The Newton method for root computation is adored for its "dramatic" convergence speed, which is quadratic (the number of exact decimal doubles on every iterations). It is preferred over the secant method (and variants) featuring only φ-order convergence.
But
Newton's method requires one evaluation of the function plus one evaluation of its derivative per iteration. In many cases, the derivative is as costly to evaluate (and often more) so that there are actually two evaluations per iterations, and this makes the convergence speed in fact √2-order.
In addition, Newton gives no guarantee of convergence to a root close to the initial guess, whereas the regula falsi variant guarantees to converge inside the interval where a change of sign was observed.
So my question: why is Newton preferred at all?
Best Answer
I've written a couple of root finders which employ Newton's method.
My experience is that if you have no clue where a root is, Newton's method will turn on you. Much of my time writing these methods is spent scouring the literature for asymptotics which bracket the roots. Even with the asymptotics, it's not enough to just blindly apply Newton's methods to (say) the average of the brackets; first a few iterations of bisection is required to get the root to an accuracy of (say) 1 part in 100.
As to the second concern about the cost of evaluation of $f$ and $f'$: It is not generally that case that you must evaluate the function and its derivative independently. Generally you wish to make a routine that evaluates both at the same time. This is particularly important for evaluation of (say) a power series where the coefficients must be transferred from cache (or worse RAM) to registers. For a power series, it's easy to write a routine that will evaluate both $f$ and $f'$ at once with very little overhead relative to evaluation of $f$.

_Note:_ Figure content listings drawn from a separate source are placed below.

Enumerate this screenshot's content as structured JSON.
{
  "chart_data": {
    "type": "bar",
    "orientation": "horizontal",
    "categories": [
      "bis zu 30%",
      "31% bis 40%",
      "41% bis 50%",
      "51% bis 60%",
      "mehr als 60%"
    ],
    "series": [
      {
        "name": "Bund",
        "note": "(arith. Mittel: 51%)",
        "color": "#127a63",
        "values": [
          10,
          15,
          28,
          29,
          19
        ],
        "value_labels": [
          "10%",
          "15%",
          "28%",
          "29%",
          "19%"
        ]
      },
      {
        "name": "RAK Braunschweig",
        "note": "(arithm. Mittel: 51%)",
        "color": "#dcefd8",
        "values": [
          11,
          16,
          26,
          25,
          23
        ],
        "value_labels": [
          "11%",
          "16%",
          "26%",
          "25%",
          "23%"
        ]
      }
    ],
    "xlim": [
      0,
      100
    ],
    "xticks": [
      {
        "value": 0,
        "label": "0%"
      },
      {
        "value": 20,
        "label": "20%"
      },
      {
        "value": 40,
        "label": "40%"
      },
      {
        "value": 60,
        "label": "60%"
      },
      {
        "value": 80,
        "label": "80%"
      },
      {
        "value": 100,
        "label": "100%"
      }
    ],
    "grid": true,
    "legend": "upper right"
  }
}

Finally, there is a very good reason to switch from bisection to Newton's method, even if you aren't interested in speed. Bisection must evaluate a function very near a root to be accurate. But the condition number of function evaluation is unbounded at the root, leading to large error. Newton's method suffers from this problem as well, but from my observation Newton's method exploits the differentiable structure of the function and will recover every digit correct up to the precision of the type. (I cannot prove this statement but I do have unit tests which show it's validity for a few cases.)